Where Obama borrows 40% of every dollar he spends, the Australian government will not only fund every cent of its expenditure from taxes - it will also leave a small amount over to reduce existing debt.
Yet despite their many differences of detail, the tax burden in Australia is not particularly more onerous overall than it is in the USA. Standards of living are similar and the Australian rate of unemployment is much lower -- at about 5.2%.
Be that as it may, however, the important point is that the Australian government is hiking taxes only by a small amount, with the surplus to be achieved mainly by spending cutbacks -- defence, of course, but also welfare cutbacks. And the defence expenditure cutbacks will be achieved without reducing the numbers of the defence force.

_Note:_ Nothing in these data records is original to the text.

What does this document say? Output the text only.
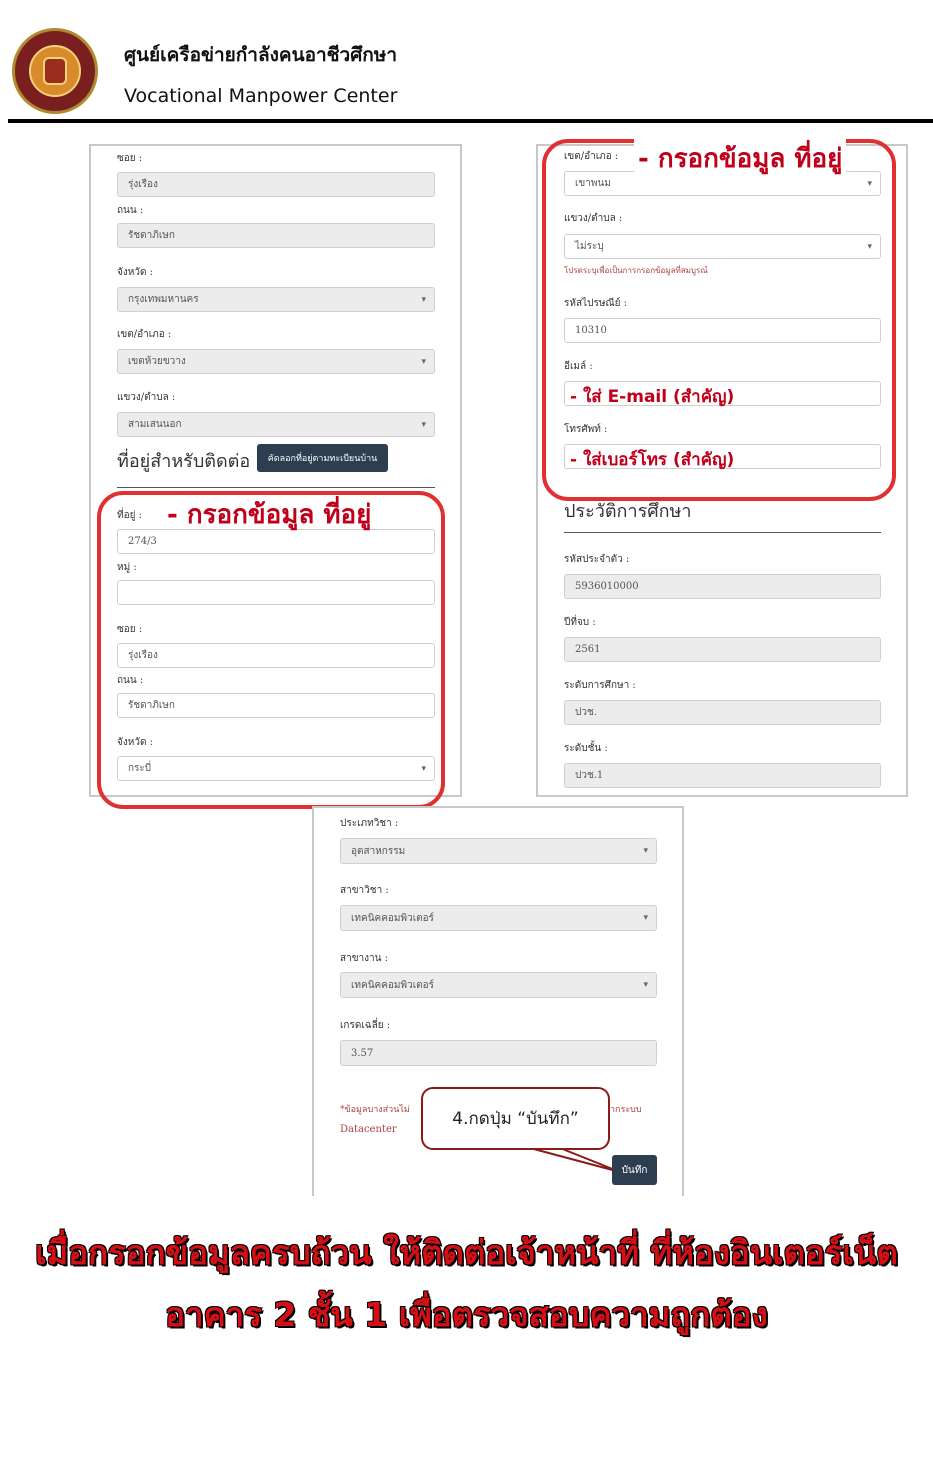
ศูนย์เครือข่ายกำลังคนอาชีวศึกษา
Vocational Manpower Center
ซอย :
รุ่งเรือง
ถนน :
รัชดาภิเษก
จังหวัด :
กรุงเทพมหานคร ▾
เขต/อำเภอ :
เขตห้วยขวาง ▾
แขวง/ตำบล :
สามเสนนอก ▾
ที่อยู่สำหรับติดต่อ	คัดลอกที่อยู่ตามทะเบียนบ้าน
ที่อยู่ :
274/3
หมู่ :
ซอย :
รุ่งเรือง
ถนน :
รัชดาภิเษก
จังหวัด :
กระบี่ ▾
- กรอกข้อมูล ที่อยู่
เขต/อำเภอ :
เขาพนม ▾
แขวง/ตำบล :
ไม่ระบุ ▾
โปรดระบุเพื่อเป็นการกรอกข้อมูลที่สมบูรณ์
รหัสไปรษณีย์ :
10310
อีเมล์ :
- ใส่ E-mail (สำคัญ)
โทรศัพท์ :
- ใส่เบอร์โทร (สำคัญ)
- กรอกข้อมูล ที่อยู่
ประวัติการศึกษา
รหัสประจำตัว :
5936010000
ปีที่จบ :
2561
ระดับการศึกษา :
ปวช.
ระดับชั้น :
ปวช.1
ประเภทวิชา :
อุตสาหกรรม ▾
สาขาวิชา :
เทคนิคคอมพิวเตอร์ ▾
สาขางาน :
เทคนิคคอมพิวเตอร์ ▾
เกรดเฉลี่ย :
3.57
*ข้อมูลบางส่วนไม่	ากระบบ
Datacenter
4.กดปุ่ม “บันทึก”
บันทึก
เมื่อกรอกข้อมูลครบถ้วน ให้ติดต่อเจ้าหน้าที่ ที่ห้องอินเตอร์เน็ต
อาคาร 2 ชั้น 1 เพื่อตรวจสอบความถูกต้อง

So how come? It fits with my perception that Australian Leftists are much less loony than the American Left. Nancy Pelosi's comment that you'll have to pass the Obamacare legislation in order to find out what's in it summarizes the American Left for me. I cannot imagine that being proposed in any other democracy. Russia maybe.

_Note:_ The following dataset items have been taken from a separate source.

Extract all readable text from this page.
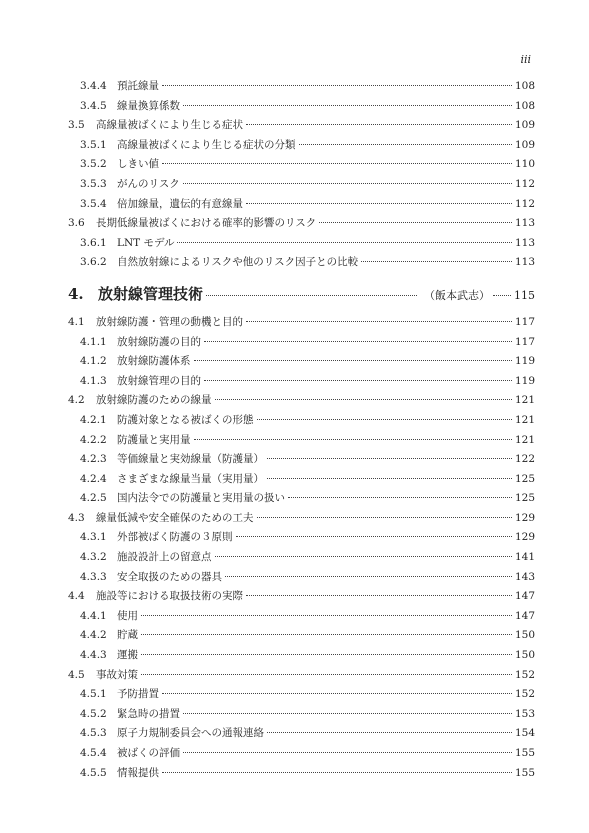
iii
3.4.4 預託線量	108
3.4.5 線量換算係数	108
3.5	高線量被ばくにより生じる症状	109
3.5.1 高線量被ばくにより生じる症状の分類	109
3.5.2 しきい値	110
3.5.3 がんのリスク	112
3.5.4 倍加線量，遺伝的有意線量	112
3.6	長期低線量被ばくにおける確率的影響のリスク	113
3.6.1 LNT モデル	113
3.6.2 自然放射線によるリスクや他のリスク因子との比較	113
4. 放射線管理技術	（飯本武志） 115
4.1	放射線防護・管理の動機と目的	117
4.1.1 放射線防護の目的	117
4.1.2 放射線防護体系	119
4.1.3 放射線管理の目的	119
4.2	放射線防護のための線量	121
4.2.1 防護対象となる被ばくの形態	121
4.2.2 防護量と実用量	121
4.2.3 等価線量と実効線量（防護量）	122
4.2.4 さまざまな線量当量（実用量）	125
4.2.5 国内法令での防護量と実用量の扱い	125
4.3	線量低減や安全確保のための工夫	129
4.3.1 外部被ばく防護の３原則	129
4.3.2 施設設計上の留意点	141
4.3.3 安全取扱のための器具	143
4.4	施設等における取扱技術の実際	147
4.4.1 使用	147
4.4.2 貯蔵	150
4.4.3 運搬	150
4.5	事故対策	152
4.5.1 予防措置	152
4.5.2 緊急時の措置	153
4.5.3 原子力規制委員会への通報連絡	154
4.5.4 被ばくの評価	155
4.5.5 情報提供	155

So how have the Democrats become so detached from reality? I think it is because they can. They have such large and "rusted on" blocs of minority supporters that they don't need to be reasonable. With block votes from blacks, Hispanics and Jews, they can largely do no wrong. There is also among the majority population a subset who will always vote Left, come what may. Put those four blocs together and Democrats only have to seem vaguely reasonable for them to govern. Even amid America's great economic woes those groups have ensured that Obama's popularity remains strong. Romney will struggle to defeat him. In any other country, disastrous economic stewardship such as Obama's would utterly doom an administration.

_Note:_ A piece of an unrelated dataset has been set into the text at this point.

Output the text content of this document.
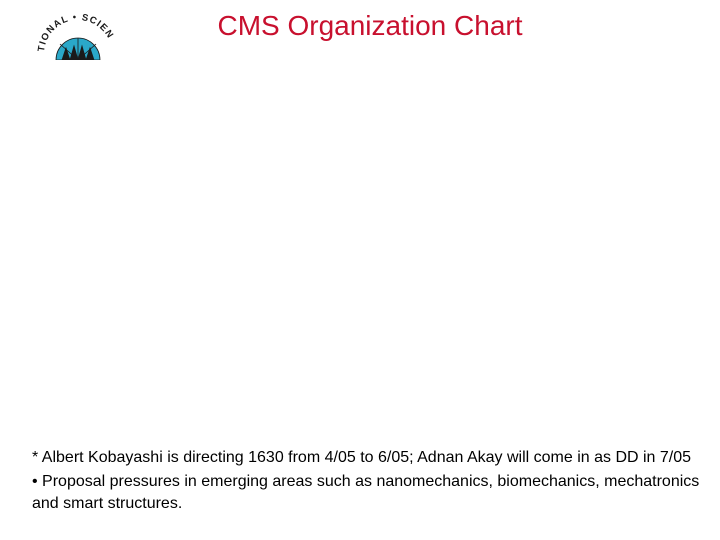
TIONAL • SCIEN	CMS Organization Chart

* Albert Kobayashi is directing 1630 from 4/05 to 6/05; Adnan Akay will come in as DD in 7/05

• Proposal pressures in emerging areas such as nanomechanics, biomechanics, mechatronics and smart structures.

So minority votes are responsible for the many follies that the Democrats have unleashed on America and may ultimately lead to American decline. Democrats have to seem reasonable to only a small part of the majority population because the addition of rusted-on minority votes will get them into power. Around half of the American electorate is not making any real evaluation of the candidates, thus undermining a basic assumption of democracy.
FOOTNOTE:
Since someone is bound to raise it I will say a few words about the fact that the Australian Leftist government has legislated a carbon tax. Is that not extreme? It is extreme but it is not what the governing Labor party wanted. They in fact went to the polls promising not to introduce such a tax. They reversed course only because they needed the Green party in order to form a majority government. Unlike the USA, but like most other countries, the Australian electoral system does give some power to third parties and the Greens in Australia had votes in parliament that the Labor party needed. But the price of those votes was a carbon tax. So it was a Green rather than a Leftist enactment.